We will now take a look at the main components of the argument that Australian real estate is overvalued and is on the verge of a collapse. We will also take a look at the counterarguments which support this very popular real estate market.
Chinese interest in Australian real estate
It is no surprise and no secret to learn that Chinese investors have been pouring money into the Australian real estate market as they have in London and an array of other markets around the world. While there may be areas of the Australian real estate market which have benefited more than others, i.e. the main cities and towns, there is also very strong domestic demand. This has been brought about by the ever-growing natural resources sector which has been the main component of Australian economic strength over the last decade or so.
Quote from PropertyForum.com : “Over the last 10 years or so we have seen periodical concerns that the Australian property market is out of control, creating a dangerous bubble which is about to burst. We have seen government, opposition leaders and an array of consumer associations across Australia looking at ways to control property prices and allow the younger…..”
Harry Dent believes that China is headed for an economic collapse which will have a major impact upon Chinese investors, their savings and may force some people to repatriate their assets. When you bear in mind that Chinese investment is a major element of the Australian property market, although not the only guiding light, this will likely have some impact especially in areas where property prices have been buoyant.
Price to income ratios
While there are some elements of the argument which seem a little far-fetched, there is no doubt that property prices in China have pushed ahead over the short to medium term and indeed the Chinese authorities have attempted on numerous occasions to rein back this growth.
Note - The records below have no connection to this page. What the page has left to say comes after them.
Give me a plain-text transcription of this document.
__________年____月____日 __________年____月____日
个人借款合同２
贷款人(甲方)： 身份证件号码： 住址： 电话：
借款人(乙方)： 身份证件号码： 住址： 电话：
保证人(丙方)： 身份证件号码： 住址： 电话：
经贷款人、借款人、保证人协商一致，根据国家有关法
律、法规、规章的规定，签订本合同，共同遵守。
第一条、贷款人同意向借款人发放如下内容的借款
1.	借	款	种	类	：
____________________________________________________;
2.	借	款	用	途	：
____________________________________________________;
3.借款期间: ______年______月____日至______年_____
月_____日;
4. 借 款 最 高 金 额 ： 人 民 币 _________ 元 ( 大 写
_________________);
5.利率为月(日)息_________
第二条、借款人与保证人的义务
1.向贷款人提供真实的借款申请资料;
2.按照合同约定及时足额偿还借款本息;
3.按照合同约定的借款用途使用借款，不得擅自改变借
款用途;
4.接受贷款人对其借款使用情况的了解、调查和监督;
So far these attempts have been relatively unsuccessful but if history is any guide then the Chinese authorities will eventually get their way.
The comments attributed to Harry Dent suggest the property price to income ratio in China is around 30 times and the level in Sydney and Melbourne around 10 times. He is citing the collapse in California real estate some years ago which was triggered by a 10 times income to property price ratio although in reality we are living in very different times. It is worth noting that worldwide interest rates are at record lows, there is liquid finance available to keep the worldwide economy moving and even countries such as the UK, where real estate is strong and the economy is improving, do not foresee a short-term increase in base rates.
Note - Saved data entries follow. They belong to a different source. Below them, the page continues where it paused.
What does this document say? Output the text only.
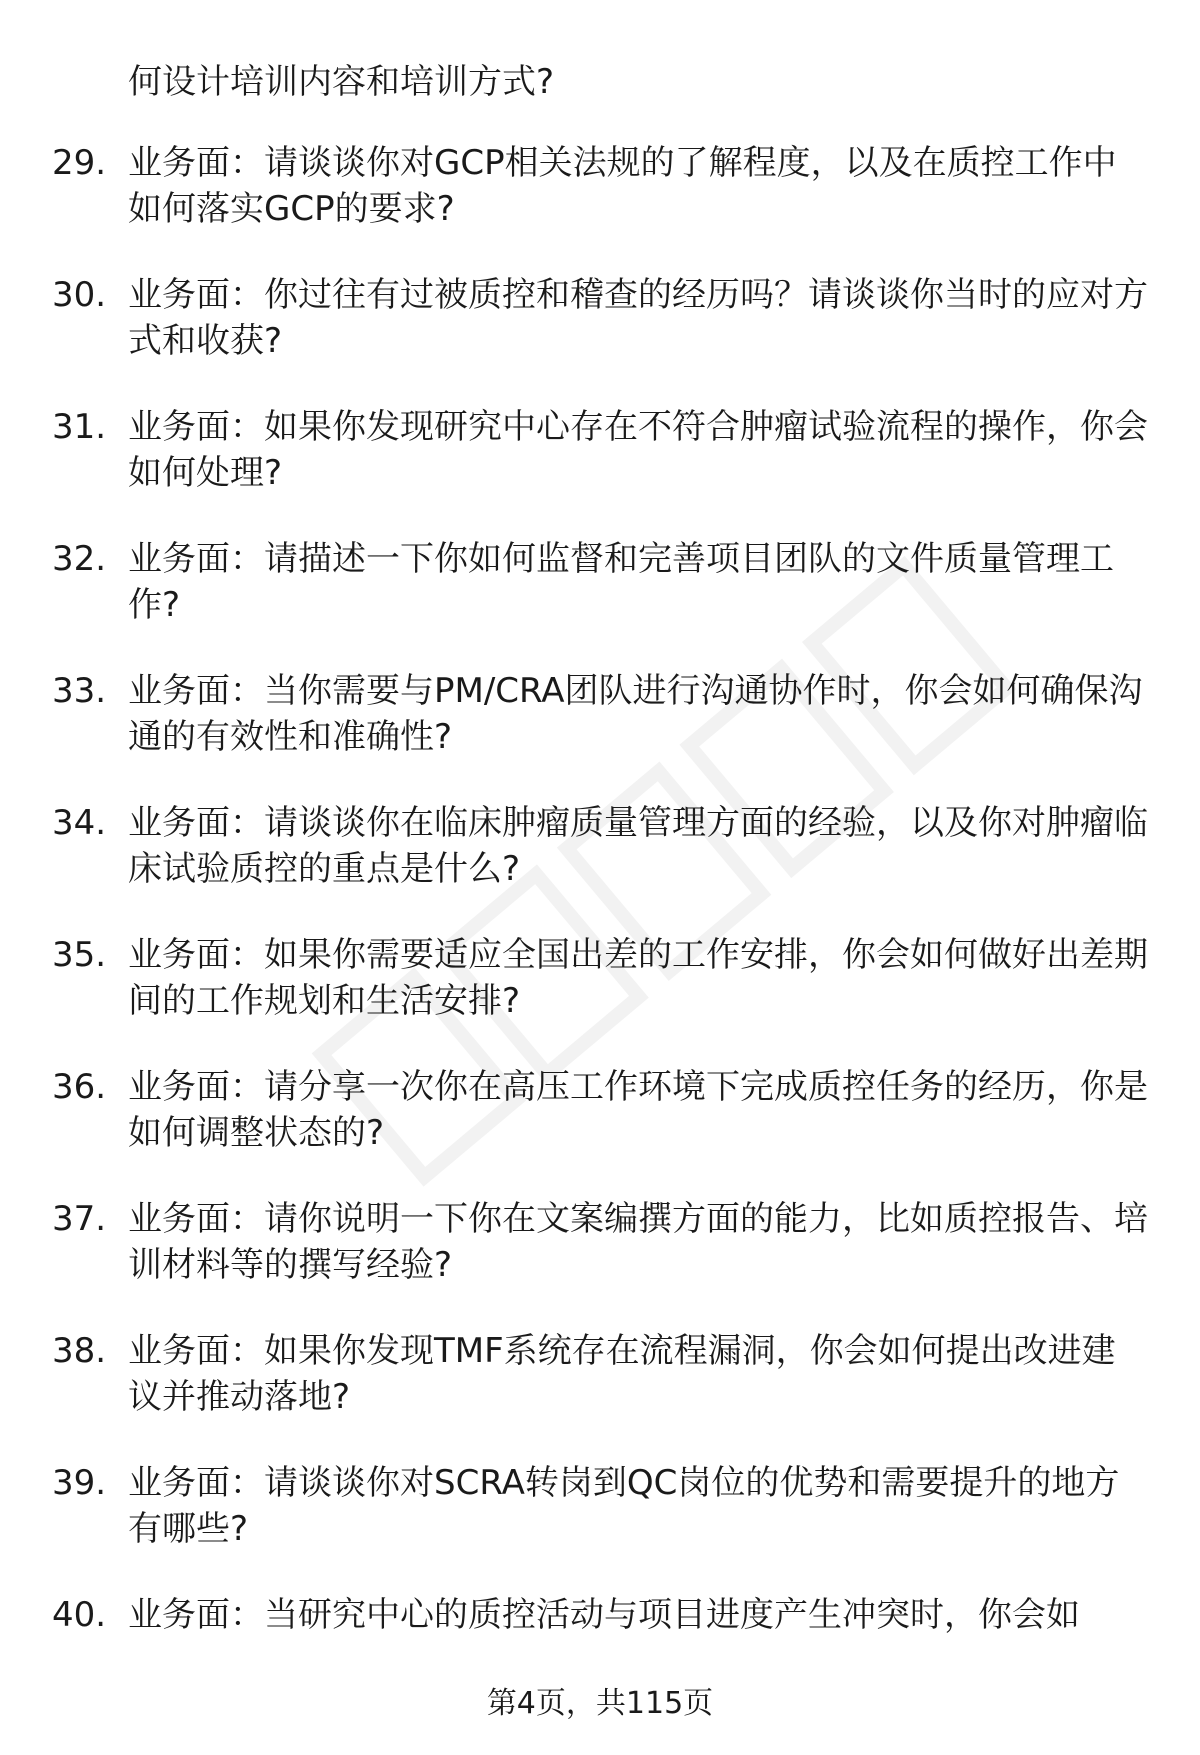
何设计培训内容和培训方式?

29. 业务面：请谈谈你对GCP相关法规的了解程度，以及在质控工作中如何落实GCP的要求?

30. 业务面：你过往有过被质控和稽查的经历吗？请谈谈你当时的应对方式和收获?

31. 业务面：如果你发现研究中心存在不符合肿瘤试验流程的操作，你会如何处理?

32. 业务面：请描述一下你如何监督和完善项目团队的文件质量管理工作?

33. 业务面：当你需要与PM/CRA团队进行沟通协作时，你会如何确保沟通的有效性和准确性?

34. 业务面：请谈谈你在临床肿瘤质量管理方面的经验，以及你对肿瘤临床试验质控的重点是什么?

35. 业务面：如果你需要适应全国出差的工作安排，你会如何做好出差期间的工作规划和生活安排?

36. 业务面：请分享一次你在高压工作环境下完成质控任务的经历，你是如何调整状态的?

37. 业务面：请你说明一下你在文案编撰方面的能力，比如质控报告、培训材料等的撰写经验?

38. 业务面：如果你发现TMF系统存在流程漏洞，你会如何提出改进建议并推动落地?

39. 业务面：请谈谈你对SCRA转岗到QC岗位的优势和需要提升的地方有哪些?

40. 业务面：当研究中心的质控活动与项目进度产生冲突时，你会如

第4页，共115页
It is likely that we will see a reduction in Chinese overseas real estate investment in the short to medium term but whether this leads to a collapse of anywhere up to 50% in Australian property prices is debatable. We will need to see an unwinding of the worldwide interest rate situation in due course, worldwide real estate markets may mark time during this process but to suggest a reduction of between 30% and 50% in the value of Australian real estate seems far-fetched. It is also worth noting that the Australian economy has remained relatively strong of late, previous and current governments have invested impressively for the future and Australia now has a presence on the worldwide trading arena the like of which it has not enjoyed before.
For some reason the Australian real estate market seems to attract more than its fair share of criticism, boom and bust scenarios and forecasts of significant asset price drops. However, it has proved to be resilient in the past, the economy is not on the verge of collapse and while we may see a deflating of localised property price bubbles across Australia very few people expect a collapse.